At this point the book like nature of the box makes more sense as the rpg adds in a lot of choose your own adventure style elements to create your story. Each of the sectors on the map has a code, like a page number, for you to find in the book and read out which will give you more cods from which to make your decision. Going back to FTL though I think some of the way the game is laid out could benefit from a computer or an app. For instance your cargo is identified by sequences which you string together meaning I have in my hold EE7 or 000 which is fine for a computer but considering we’re only using bits and bites to generate my rule book could have been just listed for me the very simple human who is running this. The nature of the rule book means that this probably only has a fairly finite lifespan unless your leaving a very decent time between games though I do appreciate that they’ve chucked in more than just ‘if you go left turn to page X and if you turn right go to page y’ with puzzles and stuff to solve for the player to engage them a bit more than a plan dice chucking choose your own adventure.

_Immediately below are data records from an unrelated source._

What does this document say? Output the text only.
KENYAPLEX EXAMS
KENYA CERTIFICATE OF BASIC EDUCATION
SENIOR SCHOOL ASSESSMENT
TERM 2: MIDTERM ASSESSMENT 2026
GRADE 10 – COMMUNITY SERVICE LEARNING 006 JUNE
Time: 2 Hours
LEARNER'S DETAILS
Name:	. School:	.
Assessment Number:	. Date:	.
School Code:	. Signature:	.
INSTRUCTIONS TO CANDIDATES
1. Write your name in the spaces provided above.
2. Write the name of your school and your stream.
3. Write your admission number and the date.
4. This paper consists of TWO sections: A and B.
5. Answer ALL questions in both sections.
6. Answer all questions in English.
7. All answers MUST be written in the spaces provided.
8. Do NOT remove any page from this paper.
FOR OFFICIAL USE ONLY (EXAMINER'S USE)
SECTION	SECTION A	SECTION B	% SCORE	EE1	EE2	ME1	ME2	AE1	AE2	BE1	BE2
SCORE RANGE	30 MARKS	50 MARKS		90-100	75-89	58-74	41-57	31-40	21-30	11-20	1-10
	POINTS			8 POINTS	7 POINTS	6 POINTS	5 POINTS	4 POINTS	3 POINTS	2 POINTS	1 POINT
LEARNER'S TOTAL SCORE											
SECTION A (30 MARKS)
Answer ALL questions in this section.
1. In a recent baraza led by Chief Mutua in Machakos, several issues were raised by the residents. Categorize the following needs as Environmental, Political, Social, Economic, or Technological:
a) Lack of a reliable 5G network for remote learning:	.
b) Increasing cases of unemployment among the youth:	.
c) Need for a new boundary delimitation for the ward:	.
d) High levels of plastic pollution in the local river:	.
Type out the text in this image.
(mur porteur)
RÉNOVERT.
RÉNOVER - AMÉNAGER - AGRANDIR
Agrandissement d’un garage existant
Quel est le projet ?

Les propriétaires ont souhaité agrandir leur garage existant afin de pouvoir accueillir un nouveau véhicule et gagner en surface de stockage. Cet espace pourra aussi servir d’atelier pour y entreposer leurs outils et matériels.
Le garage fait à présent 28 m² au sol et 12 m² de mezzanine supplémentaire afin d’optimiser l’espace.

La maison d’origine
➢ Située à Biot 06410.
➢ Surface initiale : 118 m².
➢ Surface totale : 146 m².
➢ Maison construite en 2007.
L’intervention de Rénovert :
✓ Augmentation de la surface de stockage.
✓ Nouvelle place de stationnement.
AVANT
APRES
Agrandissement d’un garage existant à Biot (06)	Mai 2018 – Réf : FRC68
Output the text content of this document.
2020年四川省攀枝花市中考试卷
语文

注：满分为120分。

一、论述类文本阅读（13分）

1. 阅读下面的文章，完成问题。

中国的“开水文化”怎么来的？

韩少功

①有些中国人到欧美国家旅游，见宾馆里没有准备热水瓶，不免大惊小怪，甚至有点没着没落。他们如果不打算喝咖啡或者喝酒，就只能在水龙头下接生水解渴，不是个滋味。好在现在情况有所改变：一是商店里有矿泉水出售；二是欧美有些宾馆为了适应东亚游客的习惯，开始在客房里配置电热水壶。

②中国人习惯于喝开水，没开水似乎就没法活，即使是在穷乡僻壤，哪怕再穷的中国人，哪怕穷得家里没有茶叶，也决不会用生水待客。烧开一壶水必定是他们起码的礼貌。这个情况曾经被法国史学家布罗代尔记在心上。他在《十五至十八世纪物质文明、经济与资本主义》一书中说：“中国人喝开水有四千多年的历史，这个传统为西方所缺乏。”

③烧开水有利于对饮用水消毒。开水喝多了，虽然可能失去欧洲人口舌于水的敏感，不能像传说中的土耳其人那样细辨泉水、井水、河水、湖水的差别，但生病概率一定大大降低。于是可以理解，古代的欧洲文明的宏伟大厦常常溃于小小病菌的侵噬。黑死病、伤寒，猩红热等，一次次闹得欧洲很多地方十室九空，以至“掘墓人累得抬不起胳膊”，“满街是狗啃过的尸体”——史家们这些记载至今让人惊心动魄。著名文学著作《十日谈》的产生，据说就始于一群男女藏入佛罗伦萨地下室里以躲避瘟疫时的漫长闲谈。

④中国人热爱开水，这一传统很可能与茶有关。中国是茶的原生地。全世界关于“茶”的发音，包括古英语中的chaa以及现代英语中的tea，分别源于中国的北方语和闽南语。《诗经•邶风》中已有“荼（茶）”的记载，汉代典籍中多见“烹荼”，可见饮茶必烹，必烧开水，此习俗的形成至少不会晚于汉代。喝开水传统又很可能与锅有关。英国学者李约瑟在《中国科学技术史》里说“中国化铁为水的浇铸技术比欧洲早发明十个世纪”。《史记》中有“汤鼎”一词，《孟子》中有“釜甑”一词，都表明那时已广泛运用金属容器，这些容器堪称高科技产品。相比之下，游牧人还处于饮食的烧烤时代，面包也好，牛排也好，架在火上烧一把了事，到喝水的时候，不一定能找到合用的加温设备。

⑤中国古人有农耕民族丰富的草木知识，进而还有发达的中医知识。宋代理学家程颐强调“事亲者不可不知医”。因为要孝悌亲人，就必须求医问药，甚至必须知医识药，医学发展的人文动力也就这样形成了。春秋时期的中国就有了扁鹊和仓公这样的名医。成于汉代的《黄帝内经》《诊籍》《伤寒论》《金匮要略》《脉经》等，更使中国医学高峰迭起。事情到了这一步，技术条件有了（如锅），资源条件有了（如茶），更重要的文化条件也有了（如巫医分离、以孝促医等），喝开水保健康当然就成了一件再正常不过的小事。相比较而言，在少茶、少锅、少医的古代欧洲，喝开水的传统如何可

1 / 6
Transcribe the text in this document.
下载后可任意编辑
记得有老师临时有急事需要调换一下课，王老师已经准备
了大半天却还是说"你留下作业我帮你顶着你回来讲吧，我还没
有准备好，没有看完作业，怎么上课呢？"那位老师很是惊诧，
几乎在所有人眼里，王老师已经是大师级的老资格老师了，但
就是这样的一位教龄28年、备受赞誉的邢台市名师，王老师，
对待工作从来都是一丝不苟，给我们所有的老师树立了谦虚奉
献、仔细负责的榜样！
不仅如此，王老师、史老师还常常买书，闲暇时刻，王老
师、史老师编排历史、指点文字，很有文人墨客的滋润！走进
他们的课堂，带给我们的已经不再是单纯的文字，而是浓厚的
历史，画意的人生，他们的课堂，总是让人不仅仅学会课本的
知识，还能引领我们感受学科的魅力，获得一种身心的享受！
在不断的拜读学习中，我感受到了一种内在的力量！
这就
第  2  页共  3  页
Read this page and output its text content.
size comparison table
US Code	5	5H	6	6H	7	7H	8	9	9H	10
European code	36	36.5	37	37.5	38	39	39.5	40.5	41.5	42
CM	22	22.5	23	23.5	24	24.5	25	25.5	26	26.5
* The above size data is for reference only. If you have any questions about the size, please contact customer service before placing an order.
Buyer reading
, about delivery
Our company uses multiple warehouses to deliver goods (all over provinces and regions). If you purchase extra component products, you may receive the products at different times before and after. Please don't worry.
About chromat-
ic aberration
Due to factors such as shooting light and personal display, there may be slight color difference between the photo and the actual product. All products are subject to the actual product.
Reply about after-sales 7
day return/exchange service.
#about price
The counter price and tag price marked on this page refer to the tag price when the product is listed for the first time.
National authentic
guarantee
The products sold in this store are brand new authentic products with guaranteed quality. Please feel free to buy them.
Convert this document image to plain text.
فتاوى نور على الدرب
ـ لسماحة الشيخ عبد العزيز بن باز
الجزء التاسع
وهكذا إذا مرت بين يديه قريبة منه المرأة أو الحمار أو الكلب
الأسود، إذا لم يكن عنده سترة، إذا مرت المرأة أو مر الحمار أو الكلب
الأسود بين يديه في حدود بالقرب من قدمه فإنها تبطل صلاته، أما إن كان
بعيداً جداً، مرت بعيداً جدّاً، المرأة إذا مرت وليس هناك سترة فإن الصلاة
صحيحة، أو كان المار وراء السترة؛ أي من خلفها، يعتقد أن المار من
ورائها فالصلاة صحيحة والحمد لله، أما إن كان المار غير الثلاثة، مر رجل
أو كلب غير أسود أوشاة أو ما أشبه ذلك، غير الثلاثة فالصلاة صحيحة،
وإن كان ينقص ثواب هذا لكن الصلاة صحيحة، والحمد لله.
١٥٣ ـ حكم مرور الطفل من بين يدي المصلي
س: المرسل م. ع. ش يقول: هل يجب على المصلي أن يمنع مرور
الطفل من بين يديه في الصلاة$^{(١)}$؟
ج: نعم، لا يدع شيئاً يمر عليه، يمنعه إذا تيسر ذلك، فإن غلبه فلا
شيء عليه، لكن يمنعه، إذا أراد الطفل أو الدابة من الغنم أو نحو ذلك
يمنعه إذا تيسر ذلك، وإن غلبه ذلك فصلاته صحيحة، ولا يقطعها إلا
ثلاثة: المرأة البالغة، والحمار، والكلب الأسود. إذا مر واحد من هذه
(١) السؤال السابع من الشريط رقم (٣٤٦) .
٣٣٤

This is marked as game one in the Tau leader series and if they ever come out with game two I’ll probably check it out. Instead we’ve done a few more expansion and tie ins that I’ve not really paid attention to. It’s not that I don’t appreciate the game and get it out every so often for some sci-fi dice rolling on my lunch break but I wouldn’t say it’s got great legs. And that’s okay. This is not some sprawling, several hour long, solitaire, experience but a quick little solo game to fill your time and fit in the gap between your keyboard and the edge of your desk while you balance your instant noodles on your lap. If you’ve heard great things and feel like this is your sort of game and you see it going for a decent price then I’d pick it up but unless you have played this before and know you love it I would avoid the over priced copies lingering in game stores. As for the multiplayer copy coming from Kickstarter soon well I don’t think it kills this game outright. Due to the small size and low price point if you’re after an aforementioned coffee break type game of space ships and ray guns then this may possibly still be the one for you while if you are someone who wants a decent game for them and their friends that they can also play solo then you probably want to hitch a ride on the armada.